Pria itu terlihat ragu. Tidak seperti Madara yang biasanya. Ada banyak hal yang membuat pria itu berubah begitu jauh. Madara tidak lagi membenci dirinya sejak kejadian tiga tahun yang lalu. Bahkan pria tua itu begitu berharap bisa memeluk Yuki layaknya apa yang Madara lakukan bersama Menma.

"Tidak usah." Madara kembali pada sifat aslinya. Dan Naruto tahu bahwa Madara tidak ingin melukai Deidara lebih dari yang pernah ia lakukan. Madara tidak ingin melihat kemurkaan Deidara.

"Dia sedang keluar bersama Itachi-san," Naruto tersenyum kecil, "jika anda mau-"

"Aku akan melihat Menma saja," potong Madara.

Naruto mengangguk dan setelahnya undur diri untuk memanggil Menma.

.

.

After Today

.

.

"Dei ..."

Sasori menghampiri Deidara sebelum mantan adik kelasnya itu masuk ke dalam mobil.

"Senpai?"

Sasori tersenyum. Sebisa mungkin ia akan membuat Deidara nyaman dan menghindari hal yang bisa membuat Deidara syok seperti beberapa hari yang lalu.

"Bisa kita mengobrol sebentar?"

Deidara terlihat ragu. Dan sejenak menoleh kepada Itachi yang berdiri di pintu mobil satunya, "Itachi-san?"

Pria itu mengangguk dan membuat Sasori merasa lega.

.

.

.

Deidara hanya diam. Dan memang seperti itulah Deidara yang Sasori kenal dulu. Walau secara fisik Deidara telah banyak berubah. Ia menjadi semakin tinggi dan tampan.

Lima tahun Sasori mencari Deidara tanpa hasil. Ia jadi merasa tidak tahu apapun tentang sahabatnya selama ini. Ia saja juga baru tahu jika Kyuubi ternyata berasal dari Uzushio. Jadi, setelah ia lulus kuliah dan bekerja, ia pun segera mencari Kyuubi ke sana. Namun semua tidak mudah. Buktinya ia membutuhkan waktu yang cukup lama untuk menemukan keluarga Naruto.
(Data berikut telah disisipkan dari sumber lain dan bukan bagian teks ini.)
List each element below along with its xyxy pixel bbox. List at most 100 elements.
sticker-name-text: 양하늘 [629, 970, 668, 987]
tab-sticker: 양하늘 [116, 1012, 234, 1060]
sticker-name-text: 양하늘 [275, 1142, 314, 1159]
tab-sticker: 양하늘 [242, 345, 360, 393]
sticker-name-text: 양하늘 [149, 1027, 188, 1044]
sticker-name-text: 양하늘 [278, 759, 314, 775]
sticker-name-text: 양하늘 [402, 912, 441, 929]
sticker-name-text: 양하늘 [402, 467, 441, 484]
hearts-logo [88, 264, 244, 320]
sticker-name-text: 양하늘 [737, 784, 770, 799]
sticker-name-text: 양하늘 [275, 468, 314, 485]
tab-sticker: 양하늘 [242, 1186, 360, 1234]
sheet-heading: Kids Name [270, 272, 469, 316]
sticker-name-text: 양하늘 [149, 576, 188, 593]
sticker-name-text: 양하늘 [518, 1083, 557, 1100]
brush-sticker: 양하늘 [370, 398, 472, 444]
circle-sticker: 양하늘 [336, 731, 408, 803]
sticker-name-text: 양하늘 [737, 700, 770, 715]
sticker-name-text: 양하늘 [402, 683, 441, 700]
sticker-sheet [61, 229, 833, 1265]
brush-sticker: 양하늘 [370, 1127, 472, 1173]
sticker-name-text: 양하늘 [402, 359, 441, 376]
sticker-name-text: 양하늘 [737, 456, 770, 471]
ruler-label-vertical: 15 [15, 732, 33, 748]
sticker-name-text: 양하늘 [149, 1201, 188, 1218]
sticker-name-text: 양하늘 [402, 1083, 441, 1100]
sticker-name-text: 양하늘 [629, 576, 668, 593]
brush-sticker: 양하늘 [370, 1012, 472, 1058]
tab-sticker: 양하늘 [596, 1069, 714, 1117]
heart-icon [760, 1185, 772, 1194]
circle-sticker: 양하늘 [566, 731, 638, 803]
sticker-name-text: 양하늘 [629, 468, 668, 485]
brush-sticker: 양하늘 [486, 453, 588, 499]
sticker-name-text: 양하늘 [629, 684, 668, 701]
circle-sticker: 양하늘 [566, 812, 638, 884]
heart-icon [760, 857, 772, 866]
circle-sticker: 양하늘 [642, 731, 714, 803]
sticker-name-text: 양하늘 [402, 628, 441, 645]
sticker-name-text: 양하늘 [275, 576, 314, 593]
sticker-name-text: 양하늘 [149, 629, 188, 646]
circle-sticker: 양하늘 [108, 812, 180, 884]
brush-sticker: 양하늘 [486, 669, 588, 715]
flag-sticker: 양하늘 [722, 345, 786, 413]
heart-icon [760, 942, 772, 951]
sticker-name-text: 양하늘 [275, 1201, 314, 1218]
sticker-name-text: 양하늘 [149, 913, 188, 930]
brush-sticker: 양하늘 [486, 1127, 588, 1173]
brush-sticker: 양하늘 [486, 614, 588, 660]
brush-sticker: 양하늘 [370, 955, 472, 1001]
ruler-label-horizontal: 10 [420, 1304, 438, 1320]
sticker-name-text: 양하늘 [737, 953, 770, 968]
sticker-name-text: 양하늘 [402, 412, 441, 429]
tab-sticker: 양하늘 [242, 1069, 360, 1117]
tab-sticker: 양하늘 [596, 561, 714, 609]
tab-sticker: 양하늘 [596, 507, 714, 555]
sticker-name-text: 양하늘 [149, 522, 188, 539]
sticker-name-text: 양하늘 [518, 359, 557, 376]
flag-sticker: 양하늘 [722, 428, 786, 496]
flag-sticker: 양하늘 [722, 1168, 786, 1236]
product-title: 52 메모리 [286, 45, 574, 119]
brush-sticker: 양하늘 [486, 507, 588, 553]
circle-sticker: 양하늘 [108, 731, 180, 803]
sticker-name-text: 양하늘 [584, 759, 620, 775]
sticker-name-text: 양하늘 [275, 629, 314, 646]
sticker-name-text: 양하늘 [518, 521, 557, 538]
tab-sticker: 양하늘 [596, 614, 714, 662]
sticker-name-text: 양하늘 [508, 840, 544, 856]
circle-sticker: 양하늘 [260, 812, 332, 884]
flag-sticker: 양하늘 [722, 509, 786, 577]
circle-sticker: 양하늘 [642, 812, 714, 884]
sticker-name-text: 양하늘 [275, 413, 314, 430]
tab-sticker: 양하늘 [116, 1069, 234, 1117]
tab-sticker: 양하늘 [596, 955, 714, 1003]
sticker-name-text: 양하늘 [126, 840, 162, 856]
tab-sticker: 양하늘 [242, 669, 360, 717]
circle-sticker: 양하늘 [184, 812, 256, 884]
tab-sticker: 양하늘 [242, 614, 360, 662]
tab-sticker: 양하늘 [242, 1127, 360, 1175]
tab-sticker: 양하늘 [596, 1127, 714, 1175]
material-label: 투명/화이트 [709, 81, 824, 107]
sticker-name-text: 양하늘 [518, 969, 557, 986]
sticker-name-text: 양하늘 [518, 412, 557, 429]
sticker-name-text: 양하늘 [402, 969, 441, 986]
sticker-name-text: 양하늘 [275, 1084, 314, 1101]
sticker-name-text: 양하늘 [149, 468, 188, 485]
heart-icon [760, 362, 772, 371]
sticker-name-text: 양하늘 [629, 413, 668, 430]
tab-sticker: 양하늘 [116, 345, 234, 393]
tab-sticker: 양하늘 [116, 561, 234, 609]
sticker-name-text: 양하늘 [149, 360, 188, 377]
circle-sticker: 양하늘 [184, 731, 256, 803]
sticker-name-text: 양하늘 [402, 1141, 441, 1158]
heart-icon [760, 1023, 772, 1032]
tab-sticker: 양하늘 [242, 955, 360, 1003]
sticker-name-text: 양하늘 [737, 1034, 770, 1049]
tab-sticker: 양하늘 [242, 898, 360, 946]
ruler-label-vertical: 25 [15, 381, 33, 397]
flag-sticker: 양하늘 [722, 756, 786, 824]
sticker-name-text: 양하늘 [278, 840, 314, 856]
"Aku minta maaf untuk yang kemarin."

Deidara tersenyum. Masih saja terlihat manis seperti dulu. Masih saja membuat hati kecilnya berdebar. Namun ... Sasori merasa sakit seketika mengingat bahwa Deidara tidak lagi sendiri. Apakah ia memang tidak ditakdirkan untuk memiliki Deidara.

"Senpai ingin bicara apa?"

Sasori mengerjap, mencoba meyakinkan bahwa semua akan baik-baik saja. Semua pasti bisa ia lalui sekalipun ia akan mendapatkan hasil yang menyakitkan. Sasori menunduk, mengambil cangkir kopi di depannya dan menyeruput sedikit kopi pahit itu.

Ia menatap Deidara lagi. Mengambil napas dalam-dalam.

"A-aku-"

"Aku tidak pantas untuk dicintai Senpai," Deidara memotong kalimat yang bahkan belum setengah Sasori ucapkan, "dan aku bahkan tidak berhak menyayangimu, Senpai."

Bibir Sasori kembali tertutup manakala kata yang ingin ia ucapkan sulit untuk keluar. ia hanya bisa melihat mata biru kehijauan itu menatap dirinya dengan permintaan maaf. Jadi memang tidak ada kesempatan untuknya? Sasori pikir, Deidara hanya terpaksa bertunangan dengan Itachi. Dan ia bisa meminta Deidara untuk bersamanya, setelah ia membuktikan kepada Naruto bahwa ia benar-benar mencintai Deidara dengan tulus.

"Aku minta maaf."

Sasori tidak tahu harus berkata apa. Ia telah kehilangan Deidara bukan hanya untuk setahun atau lima tahun, tapi untuk selamanya. Deidara sudah beranjak pergi, namun Sasori masih terdiam di tempatnya. Apakah Kyuubi memang benar-benar tidak merestui dirinya dengan Deidara seperti yang pernah sahabatnya itu katakan dulu?

.

.

After Today

.

.

"Menma, kakek datang menemuimu."

Naruto memanggil Menma yang sedang asyik mengobrol bersama Sasuke dan juga Yuki. Bocah itu nampak mendesah. Semangat yang beberapa saat lalu menyelimuti dirinya, langsung hilang begitu saja ketika mendengar nama kakeknya.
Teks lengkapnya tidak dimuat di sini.